Die Resonanz auf den Tobias im Jahre 1808 war eher mäßig. Joseph Carl Rosenbaum bezeichnete in seinem Tagebuch das Oratorium als ein "veraltetes Machwerk, das nicht gefiel", und Johann Friedrich Reichardt notierte:

Im Burgtheater ward ein sehr altes Oratorium, Tobia von Haydn gegeben, eine seiner frühesten Arbeiten, die man wohl nur eben hervorzog, um auch damit noch sein höchstes Alter zu ehren.

Schuld daran war der Wandel des Geschmacks. Das Wiener Publikum war des alten Oratorienstils überdrüssig geworden. Was am "Tobias" störte, brachte am ehesten Georg August Griesinger in seinen "Biographischen Notizen über Joseph Haydn" (1809) auf den Punkt:

Die Anlage des ganzen Oratoriums ist verfehlt, und viel zu einförmig; von Anfang bis zu Ende folgt auf den wenig interessanten Dialog immer nur eine Arie, ohne allen Wechsel mit Duos und Trios.

Wie sich die Tonkünstlersocietaet ein ideales Oratorium vorstellte, offenbart ein Vertrag mit dem Textdichter Lorenzo Da Ponte vom 19. April 1786. Er sollte

gegen 24 Species Duccaten acht Bücher dergestalt überarbeiten, und liefern [...], daß selbe fürs erste auf vier Haupt Singstimmen gerichtet, in jedem derselben 5 oder 6 Chori, 8 Stück Theils Arien, Duetten, Terzetten, oder Quartetten, nachdem es dem Inhalt des Buchs angemessen seyn wird, enthalten, und die Recitativen ausser einem oder dem anderen höchstens 5 oder 6 Vers zwischen jeder Arie seyn sollen.

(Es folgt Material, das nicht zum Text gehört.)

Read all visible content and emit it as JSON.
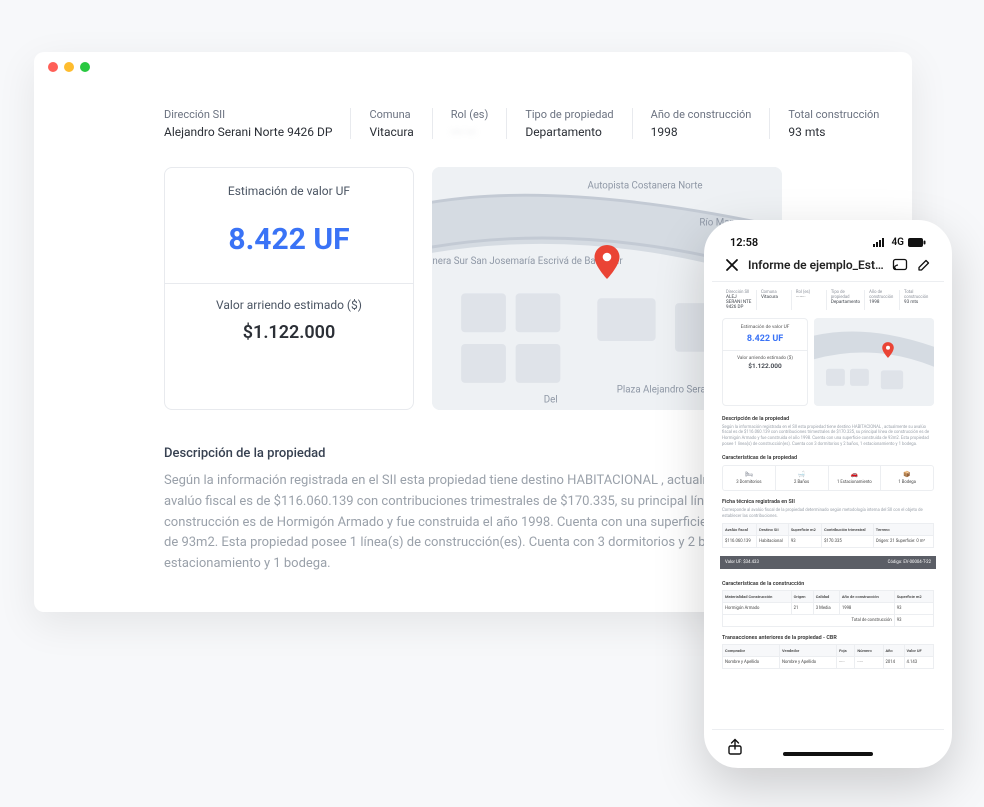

Dieses Idealmaß von fünf oder sechs Versen erfüllen bei Haydn nur zwei der insgesamt 14 Rezitative, die anderen Rezitative sind um einiges länger, wobei das umfangreichste Rezitativ ganze 79 Verse zählt.

Vor allem aber dürfte die Länge des ganzen Oratoriums gestört haben. Der Sekretär der Societät, Guiseppe Bonno, beschrieb Ende des 18. Jahrhunderts in anderem Zusammenhang, wie ein Oratorium beschaffen sein müsse, damit es dem Publikum gefalle:

[...] Nur muß ich mir die Freyheit nehmen, in absicht auf das Oratorium zu erinnern, wie nach sich der geschmak des hiesigen Publikums seither dahin geändert hat, daß man die Recitativen ohne Instrumenten so kurz als möglich haben will, und daß überhaupt die ganze Production nicht viel über anderthalb Stunden ohne Konzert dauern soll; da dessen ungeachtet die Poesie unverletzt bleibt, so bitte ich, wenn es diesmal nöthig seyn sollte, nur auf abkürzung der besagten Recitativen in der Musik (:dann im Buch kann der Text immer stehen bleiben, und allenfalls mit einer Nota bezeichnet werden:) den gefälligen Bedacht zu nehmen, damit der Geschmak des Publikums auch von dieser Seite befriedigt werde.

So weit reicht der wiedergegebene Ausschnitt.